Jack saves America

by Aaron Wherry

The text of Jack Layton’s speech at the Woodrow Wilson Center in Washington this morning.

Good morning.

Thank you, David, for that kind introduction. Let me begin by saying how pleased I am to have the opportunity to speak here at the Woodrow Wilson Centre, and that you’ve come out today. I’m looking forward to your questions after my speech.

I’ll first talk about the battle for health care reform and dispel some myths about Canadian health care. Then I’ll say a few words about how health care reform will help economic recovery, and about working together to strengthen health.

Now – I didn’t come here to urge you to adopt Canada’s health care system. A good health care system reflects a country’s values, and each country’s values are different. In Canada our system embodies our values of equity, fairness and shared responsibility. Yours has to be a “Made in America” health care system, one that shares your values.

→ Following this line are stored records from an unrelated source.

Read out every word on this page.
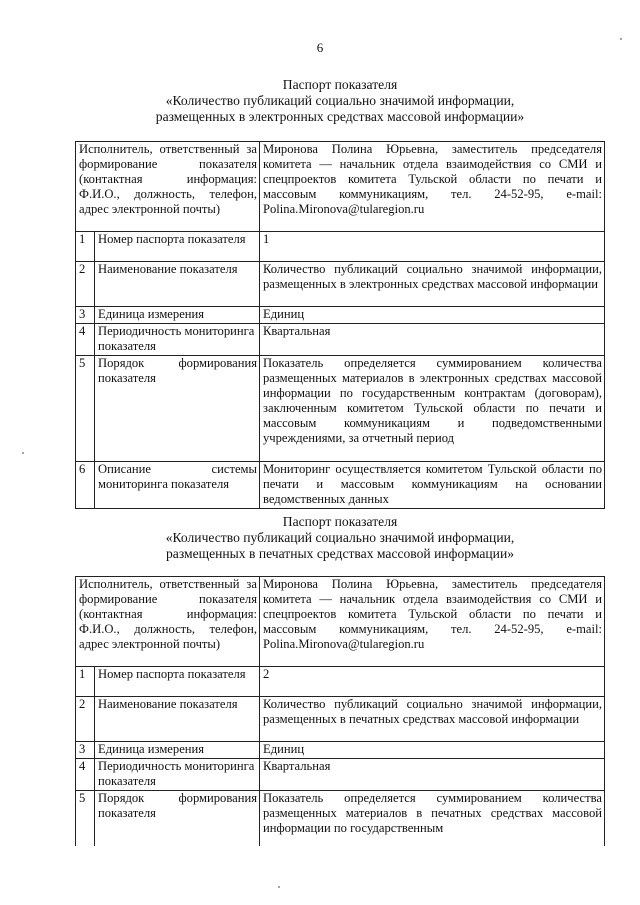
6
Паспорт показателя
«Количество публикаций социально значимой информации,
размещенных в электронных средствах массовой информации»
Исполнитель, ответственный за формирование показателя (контактная информация: Ф.И.О., должность, телефон, адрес электронной почты)		Миронова Полина Юрьевна, заместитель председателя комитета — начальник отдела взаимодействия со СМИ и спецпроектов комитета Тульской области по печати и массовым коммуникациям, тел. 24-52-95, e-mail: Polina.Mironova@tularegion.ru
1	Номер паспорта показателя	1
2	Наименование показателя	Количество публикаций социально значимой информации, размещенных в электронных средствах массовой информации
3	Единица измерения	Единиц
4	Периодичность мониторинга показателя	Квартальная
5	Порядок формирования показателя	Показатель определяется суммированием количества размещенных материалов в электронных средствах массовой информации по государственным контрактам (договорам), заключенным комитетом Тульской области по печати и массовым коммуникациям и подведомственными учреждениями, за отчетный период
6	Описание системы мониторинга показателя	Мониторинг осуществляется комитетом Тульской области по печати и массовым коммуникациям на основании ведомственных данных
Паспорт показателя
«Количество публикаций социально значимой информации,
размещенных в печатных средствах массовой информации»
Исполнитель, ответственный за формирование показателя (контактная информация: Ф.И.О., должность, телефон, адрес электронной почты)		Миронова Полина Юрьевна, заместитель председателя комитета — начальник отдела взаимодействия со СМИ и спецпроектов комитета Тульской области по печати и массовым коммуникациям, тел. 24-52-95, e-mail: Polina.Mironova@tularegion.ru
1	Номер паспорта показателя	2
2	Наименование показателя	Количество публикаций социально значимой информации, размещенных в печатных средствах массовой информации
3	Единица измерения	Единиц
4	Периодичность мониторинга показателя	Квартальная
5	Порядок формирования показателя	Показатель определяется суммированием количества размещенных материалов в печатных средствах массовой информации по государственным
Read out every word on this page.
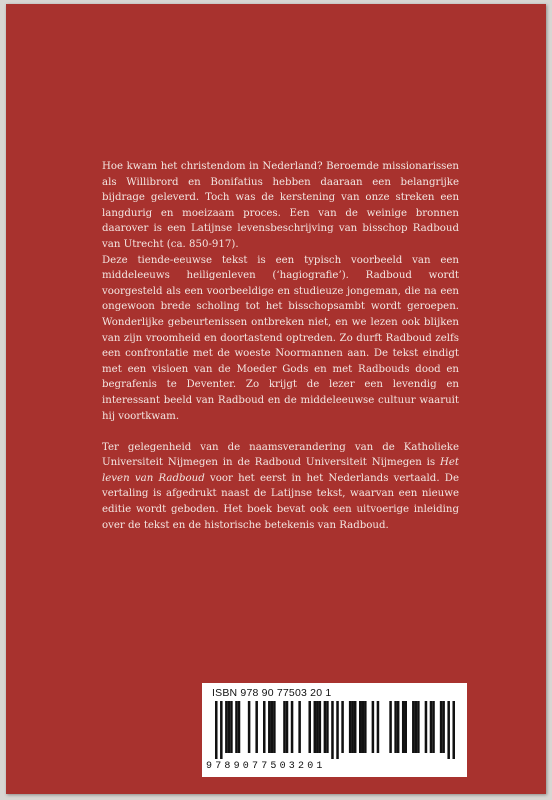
Hoe kwam het christendom in Nederland? Beroemde missionarissen als Willibrord en Bonifatius hebben daaraan een belangrijke bijdrage geleverd. Toch was de kerstening van onze streken een langdurig en moeizaam proces. Een van de weinige bronnen daarover is een Latijnse levensbeschrijving van bisschop Radboud van Utrecht (ca. 850-917).

Deze tiende-eeuwse tekst is een typisch voorbeeld van een middeleeuws heiligenleven (‘hagiografie’). Radboud wordt voorgesteld als een voorbeeldige en studieuze jongeman, die na een ongewoon brede scholing tot het bisschopsambt wordt geroepen. Wonderlijke gebeurtenissen ontbreken niet, en we lezen ook blijken van zijn vroomheid en doortastend optreden. Zo durft Radboud zelfs een confrontatie met de woeste Noormannen aan. De tekst eindigt met een visioen van de Moeder Gods en met Radbouds dood en begrafenis te Deventer. Zo krijgt de lezer een levendig en interessant beeld van Radboud en de middeleeuwse cultuur waaruit hij voortkwam.

Ter gelegenheid van de naamsverandering van de Katholieke Universiteit Nijmegen in de Radboud Universiteit Nijmegen is Het leven van Radboud voor het eerst in het Nederlands vertaald. De vertaling is afgedrukt naast de Latijnse tekst, waarvan een nieuwe editie wordt geboden. Het boek bevat ook een uitvoerige inleiding over de tekst en de historische betekenis van Radboud.

ISBN 978 90 77503 20 1
9789077503201
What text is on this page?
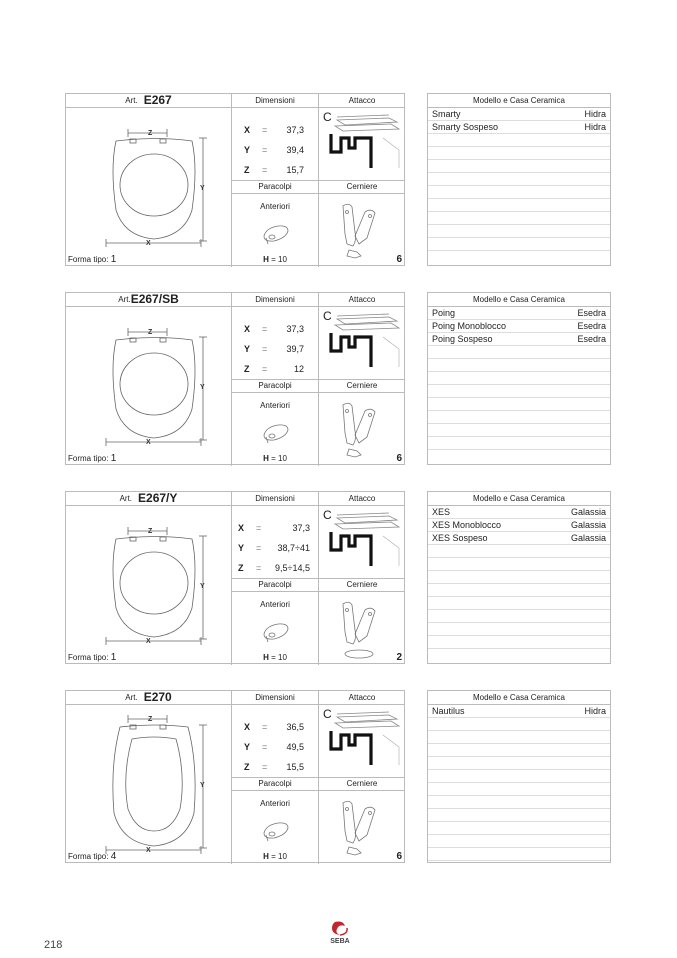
Art. E267	Dimensioni	Attacco
Z
Y
X
Forma tipo: 1
X = 37,3
Y = 39,4
Z = 15,7
C
Paracolpi	Cerniere
Anteriori
H = 10	6
Modello e Casa Ceramica
Smarty	Hidra
Smarty Sospeso	Hidra
Art.E267/SB	Dimensioni	Attacco
Z
Y
X
Forma tipo: 1
X = 37,3
Y = 39,7
Z =	12
C
Paracolpi	Cerniere
Anteriori
H = 10	6
Modello e Casa Ceramica
Poing	Esedra
Poing Monoblocco	Esedra
Poing Sospeso	Esedra
Art. E267/Y	Dimensioni	Attacco
Z
Y
X
Forma tipo: 1
X =	37,3
Y = 38,7÷41
Z = 9,5÷14,5
C
Paracolpi	Cerniere
Anteriori
H = 10	2
Modello e Casa Ceramica
XES	Galassia
XES Monoblocco	Galassia
XES Sospeso	Galassia
Art. E270	Dimensioni	Attacco
Z
Y
X
Forma tipo: 4
X = 36,5
Y = 49,5
Z = 15,5
C
Paracolpi	Cerniere
Anteriori
H = 10	6
Modello e Casa Ceramica
Nautilus	Hidra
218	SEBA
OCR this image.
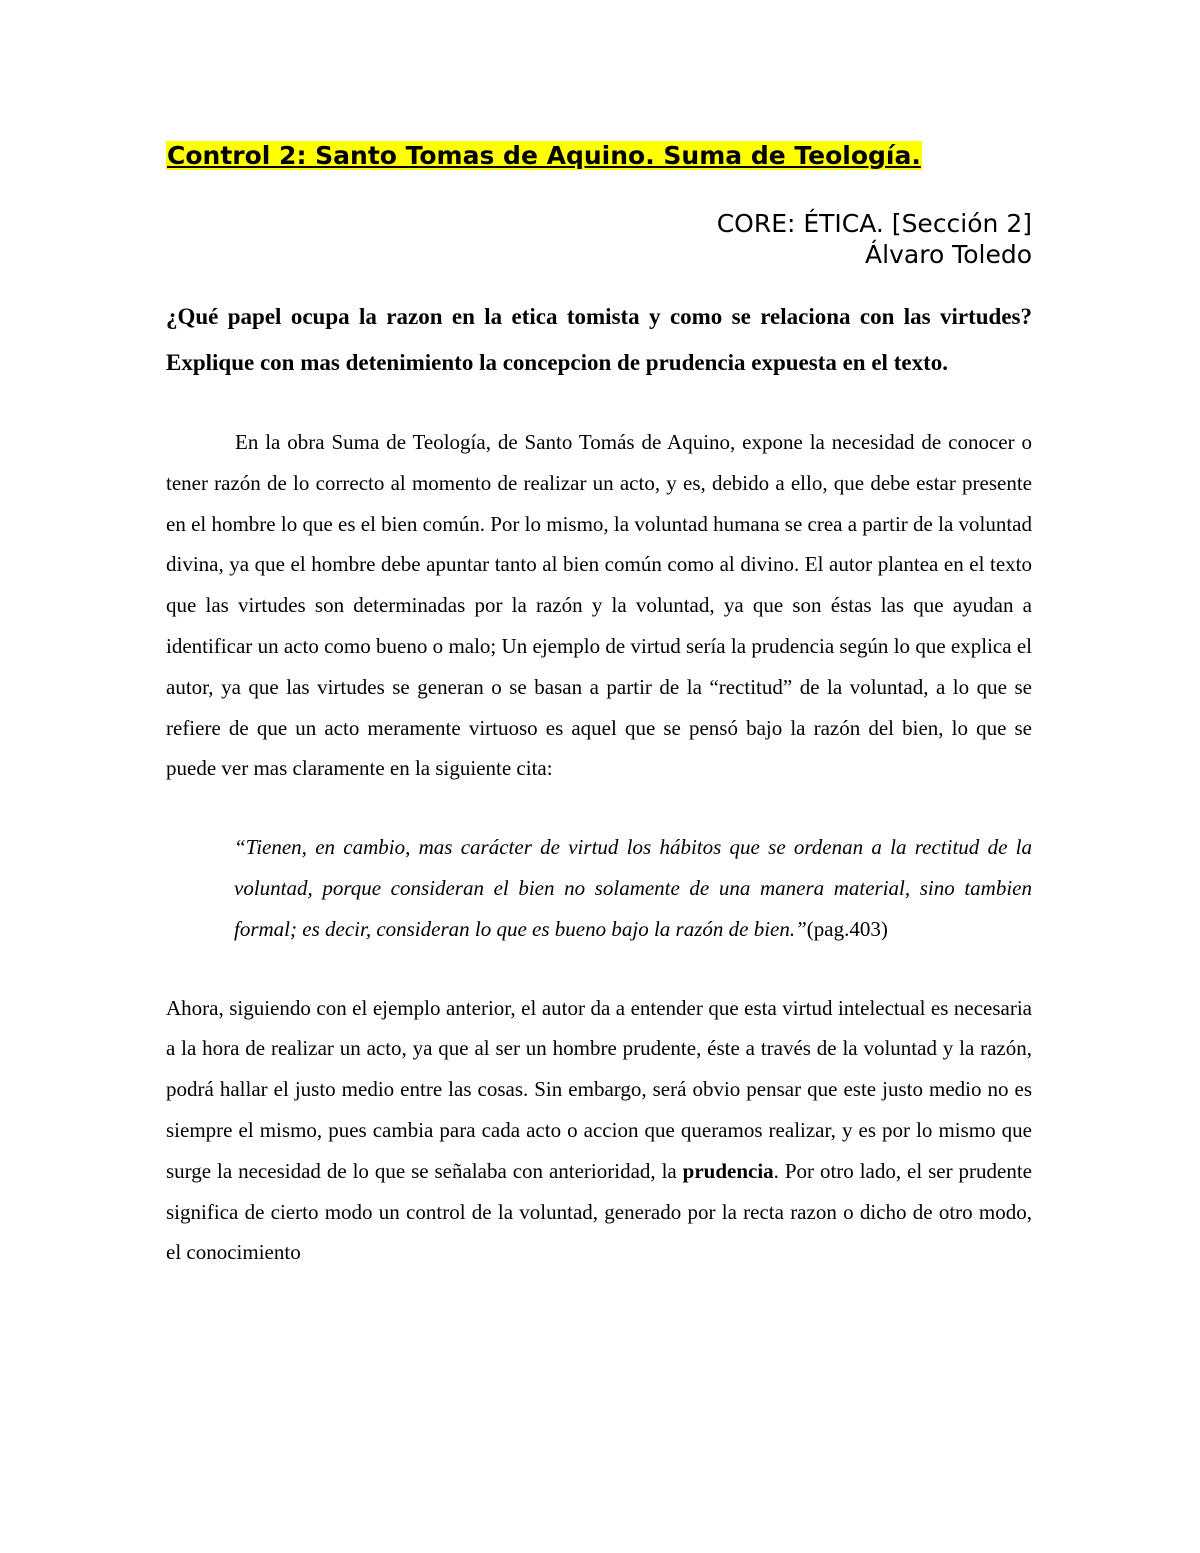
Control 2: Santo Tomas de Aquino. Suma de Teología.
CORE: ÉTICA. [Sección 2]
Álvaro Toledo

¿Qué papel ocupa la razon en la etica tomista y como se relaciona con las virtudes? Explique con mas detenimiento la concepcion de prudencia expuesta en el texto.

En la obra Suma de Teología, de Santo Tomás de Aquino, expone la necesidad de conocer o tener razón de lo correcto al momento de realizar un acto, y es, debido a ello, que debe estar presente en el hombre lo que es el bien común. Por lo mismo, la voluntad humana se crea a partir de la voluntad divina, ya que el hombre debe apuntar tanto al bien común como al divino. El autor plantea en el texto que las virtudes son determinadas por la razón y la voluntad, ya que son éstas las que ayudan a identificar un acto como bueno o malo; Un ejemplo de virtud sería la prudencia según lo que explica el autor, ya que las virtudes se generan o se basan a partir de la “rectitud” de la voluntad, a lo que se refiere de que un acto meramente virtuoso es aquel que se pensó bajo la razón del bien, lo que se puede ver mas claramente en la siguiente cita:

“Tienen, en cambio, mas carácter de virtud los hábitos que se ordenan a la rectitud de la voluntad, porque consideran el bien no solamente de una manera material, sino tambien formal; es decir, consideran lo que es bueno bajo la razón de bien.”(pag.403)

Ahora, siguiendo con el ejemplo anterior, el autor da a entender que esta virtud intelectual es necesaria a la hora de realizar un acto, ya que al ser un hombre prudente, éste a través de la voluntad y la razón, podrá hallar el justo medio entre las cosas. Sin embargo, será obvio pensar que este justo medio no es siempre el mismo, pues cambia para cada acto o accion que queramos realizar, y es por lo mismo que surge la necesidad de lo que se señalaba con anterioridad, la prudencia. Por otro lado, el ser prudente significa de cierto modo un control de la voluntad, generado por la recta razon o dicho de otro modo, el conocimiento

It’s up to you to decide if that means President Obama’s plan for reform or a single-payer system like Bill HR 1200, currently before Congress, or a Kennedy-Bacchus Senate bill or another altogether.

What’s certain is this: America is shaping up for a fight on a health care – and it’s going to be tough. I know because in Canada my party has been there – we fought the long battle and we won. We know: Health care reform is worth the fight.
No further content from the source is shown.